While in Canada, we have not seen any major political party use generative AI in their campaign advertisements, AI adoption could become a driving factor in political campaigns in the future. While third-party advertisers in Canada have begun leveraging AI, our political parties have not to any noticeable degree.
As we look to the future, how will AI be used? Campaigns could use AI for volunteer phone banking, which could increase output and accuracy. Campaigns could use generative AI to create video or photo images, reducing production costs and centralized content creation. Campaigns could use in-house AI tools to develop more comprehensive voter profiles with the data they collect at the doors and through online activity.
While there are endless benefits of future AI use in campaigns, fears of deep fakes and AI images created to spread disinformation are also causes for concern. For example, this past summer, there was a deepfake of then-finance minister Chrystia Freeland advocating for Canadians to register for a new investment platform. A similar situation happened to former Prime Minister Justin Trudeau.
As we observe the first wave of AI in a Canadian federal election, we should note that this technology is here to stay and will become even more advanced by the next election. Political campaigns leveraging these tools will have the edge, but debates on how these AI tools are used should continue between elections.
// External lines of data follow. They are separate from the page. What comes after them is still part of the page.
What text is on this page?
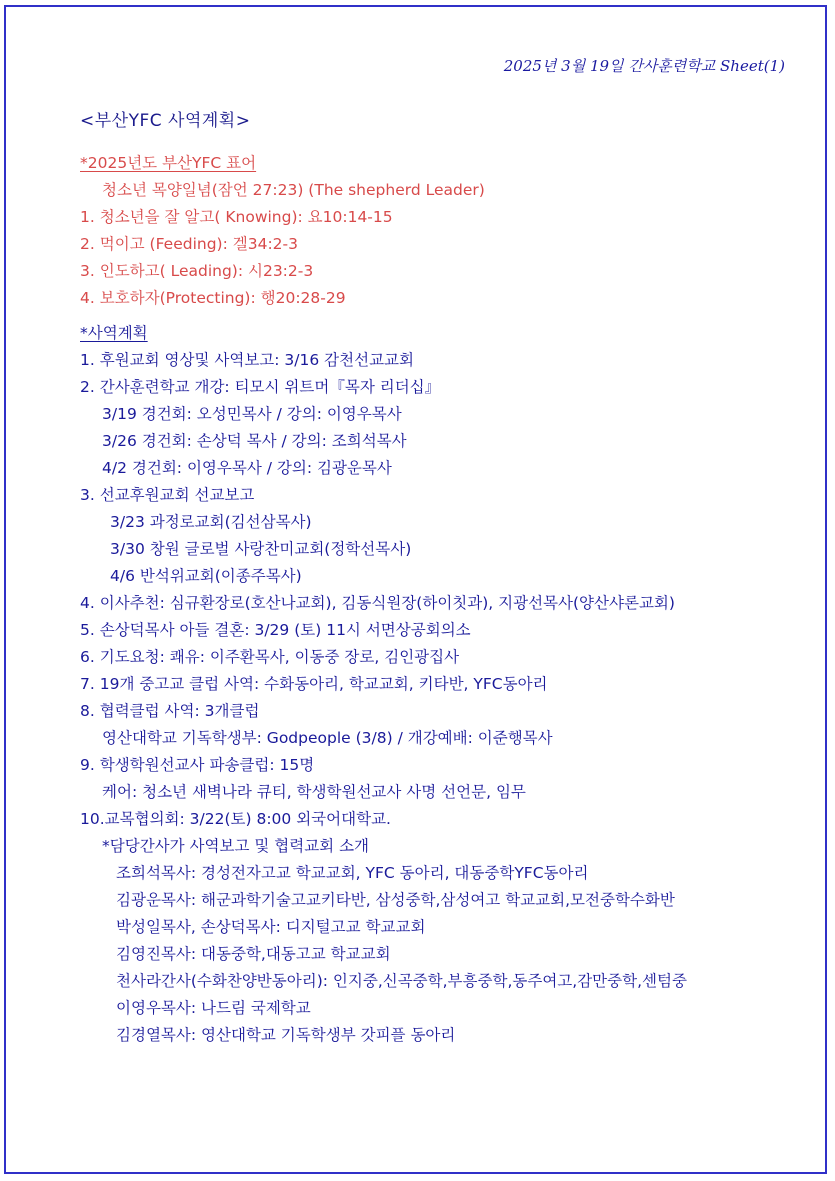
2025년 3월 19일 간사훈련학교 Sheet(1)
<부산YFC 사역계획>
*2025년도 부산YFC 표어
청소년 목양일념(잠언 27:23) (The shepherd Leader)
1. 청소년을 잘 알고( Knowing): 요10:14-15
2. 먹이고 (Feeding): 겔34:2-3
3. 인도하고( Leading): 시23:2-3
4. 보호하자(Protecting): 행20:28-29
*사역계획
1. 후원교회 영상및 사역보고: 3/16 감천선교교회
2. 간사훈련학교 개강: 티모시 위트머『목자 리더십』
3/19 경건회: 오성민목사 / 강의: 이영우목사
3/26 경건회: 손상덕 목사 / 강의: 조희석목사
4/2 경건회: 이영우목사 / 강의: 김광운목사
3. 선교후원교회 선교보고
3/23 과정로교회(김선삼목사)
3/30 창원 글로벌 사랑찬미교회(정학선목사)
4/6 반석위교회(이종주목사)
4. 이사추천: 심규환장로(호산나교회), 김동식원장(하이칫과), 지광선목사(양산샤론교회)
5. 손상덕목사 아들 결혼: 3/29 (토) 11시 서면상공회의소
6. 기도요청: 쾌유: 이주환목사, 이동중 장로, 김인광집사
7. 19개 중고교 클럽 사역: 수화동아리, 학교교회, 키타반, YFC동아리
8. 협력클럽 사역: 3개클럽
영산대학교 기독학생부: Godpeople (3/8) / 개강예배: 이준행목사
9. 학생학원선교사 파송클럽: 15명
케어: 청소년 새벽나라 큐티, 학생학원선교사 사명 선언문, 임무
10.교목협의회: 3/22(토) 8:00 외국어대학교.
*담당간사가 사역보고 및 협력교회 소개
조희석목사: 경성전자고교 학교교회, YFC 동아리, 대동중학YFC동아리
김광운목사: 해군과학기술고교키타반, 삼성중학,삼성여고 학교교회,모전중학수화반
박성일목사, 손상덕목사: 디지털고교 학교교회
김영진목사: 대동중학,대동고교 학교교회
천사라간사(수화찬양반동아리): 인지중,신곡중학,부흥중학,동주여고,감만중학,센텀중
이영우목사: 나드림 국제학교
김경열목사: 영산대학교 기독학생부 갓피플 동아리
An honor guard marches in formation with U.S. and Canadian flags after the arrival of Canadian Prime Minister Justin Trudeau Monday, July 8, 2024, at Andrews Air Force Base, Md., to attend the NATO summit in Washington. Mark Schiefelbein/AP Photo.
Best friends forever?
By Joanne Archibald, a PhD candidate in History at Queen’s University
The patriotic Canadian reaction to the chaos of the Trump tariffs is one thing. But what is missing from the discourse surrounding Canada-U.S. relations is that the close relationship many of us take for granted with our neighbours to the South is only 80 years old.
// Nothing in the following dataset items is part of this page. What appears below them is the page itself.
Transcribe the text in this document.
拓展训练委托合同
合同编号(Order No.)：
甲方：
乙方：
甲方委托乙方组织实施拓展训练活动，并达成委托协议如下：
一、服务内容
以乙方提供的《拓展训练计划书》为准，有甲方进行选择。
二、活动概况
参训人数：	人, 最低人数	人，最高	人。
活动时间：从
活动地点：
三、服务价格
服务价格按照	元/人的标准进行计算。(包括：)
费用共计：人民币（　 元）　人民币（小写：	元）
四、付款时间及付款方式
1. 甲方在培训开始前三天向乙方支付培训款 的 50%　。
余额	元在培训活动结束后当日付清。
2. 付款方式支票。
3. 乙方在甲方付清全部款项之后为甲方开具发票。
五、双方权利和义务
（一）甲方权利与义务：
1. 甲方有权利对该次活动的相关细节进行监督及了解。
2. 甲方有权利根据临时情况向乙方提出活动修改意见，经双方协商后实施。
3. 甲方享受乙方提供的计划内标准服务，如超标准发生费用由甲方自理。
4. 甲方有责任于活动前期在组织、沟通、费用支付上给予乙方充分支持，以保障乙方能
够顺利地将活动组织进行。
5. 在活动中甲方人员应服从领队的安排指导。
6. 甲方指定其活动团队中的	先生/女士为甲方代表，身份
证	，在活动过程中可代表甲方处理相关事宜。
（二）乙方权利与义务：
A quick glance at world history reveals that no political relationship is inevitable. For example, the Auld Alliance between Scotland and France lasted nearly 300 years, the Dual Alliance between Austria-Hungary and Germany lasted 39 years, and the nearly 100-year-long Franco-Mongol alliance crumbled because of the Black Death. Canadians should realize that our U.S. alliance was and is not guaranteed, and, despite geography making us neighbours, most alliances do have an expiration date.
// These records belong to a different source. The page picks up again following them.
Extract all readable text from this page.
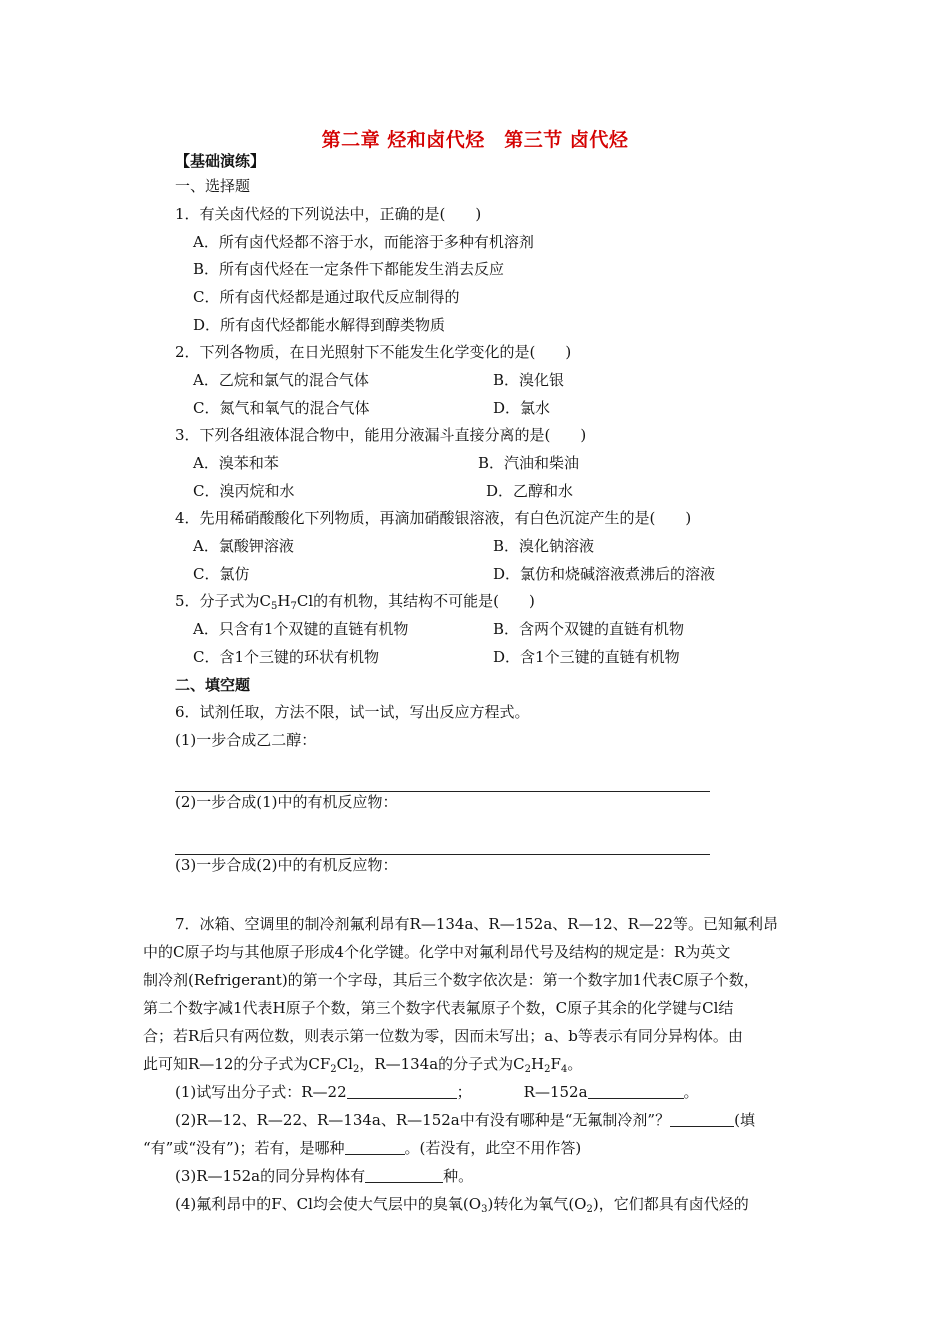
第二章 烃和卤代烃　第三节 卤代烃
【基础演练】
一、选择题
1．有关卤代烃的下列说法中，正确的是(　　)
A．所有卤代烃都不溶于水，而能溶于多种有机溶剂
B．所有卤代烃在一定条件下都能发生消去反应
C．所有卤代烃都是通过取代反应制得的
D．所有卤代烃都能水解得到醇类物质
2．下列各物质，在日光照射下不能发生化学变化的是(　　)
A．乙烷和氯气的混合气体	B．溴化银
C．氮气和氧气的混合气体	D．氯水
3．下列各组液体混合物中，能用分液漏斗直接分离的是(　　)
A．溴苯和苯	B．汽油和柴油
C．溴丙烷和水	D．乙醇和水
4．先用稀硝酸酸化下列物质，再滴加硝酸银溶液，有白色沉淀产生的是(　　)
A．氯酸钾溶液	B．溴化钠溶液
C．氯仿	D．氯仿和烧碱溶液煮沸后的溶液
5．分子式为$C_5H_7Cl$的有机物，其结构不可能是(　　)
A．只含有1个双键的直链有机物	B．含两个双键的直链有机物
C．含1个三键的环状有机物	D．含1个三键的直链有机物
二、填空题
6．试剂任取，方法不限，试一试，写出反应方程式。
(1)一步合成乙二醇：
(2)一步合成(1)中的有机反应物：
(3)一步合成(2)中的有机反应物：
7．冰箱、空调里的制冷剂氟利昂有R—134a、R—152a、R—12、R—22等。已知氟利昂
中的C原子均与其他原子形成4个化学键。化学中对氟利昂代号及结构的规定是：R为英文
制冷剂(Refrigerant)的第一个字母，其后三个数字依次是：第一个数字加1代表C原子个数，
第二个数字减1代表H原子个数，第三个数字代表氟原子个数，C原子其余的化学键与Cl结
合；若R后只有两位数，则表示第一位数为零，因而未写出；a、b等表示有同分异构体。由
此可知R—12的分子式为$CF_2Cl_2$，R—134a的分子式为$C_2H_2F_4$。
(1)试写出分子式：R—22	；	R—152a	。
(2)R—12、R—22、R—134a、R—152a中有没有哪种是“无氟制冷剂”？	(填
“有”或“没有”)；若有，是哪种	。(若没有，此空不用作答)
(3)R—152a的同分异构体有	种。
(4)氟利昂中的F、Cl均会使大气层中的臭氧$(O_3)$转化为氧气$(O_2)$，它们都具有卤代烃的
Historians debate when exactly a closer Canada-U.S. relationship began to develop, but most safely assume it happened in and around the Second World War and rapidly accelerated thereafter. Before then, the relationship had been partially defined by American attempts to invade Canada (for example in Quebec in 1775, the War of 1812, and the Fenian Raids in the 1860s), and by the Canadian fear of American western expansion and manifest destiny ideology, which prompted a sense of urgency surrounding Canadian Confederation in 1867.
Then, in 1954, Louis St. Laurent, the 12th prime minister of Canada, gave a speech to Rensselaer Polytechnic Institute in Albany, New York:
“It would, I believe, be a mistake to think that the good relations between the United States and Canada are the inevitable result of circumstance; or that they do not need to be cherished, if they are to persist.”
St. Laurent, who cemented a strong, post-war relationship with Presidents Harry S. Truman and Dwight D. Eisenhower, highlighted the importance of political leadership. Alliances between nation-states require immense effort from politicians and diplomats, and it is now on Canadian leaders to begin to develop closer ties elsewhere. We’ve done it before—we’ve switched from British pattern military equipment to American pattern after the Korean War, we switched from relying on British naval protection of Canadian territory to joint U.S.-Canada air defence with NORAD, and we switched from relying on British and European imports to American ones.
Ultimately, it is true that even a partnership like the Canada-U.S. alliance is only as strong as its leadership allows it to be. The Canada-U.S. relationship has never and will never be static.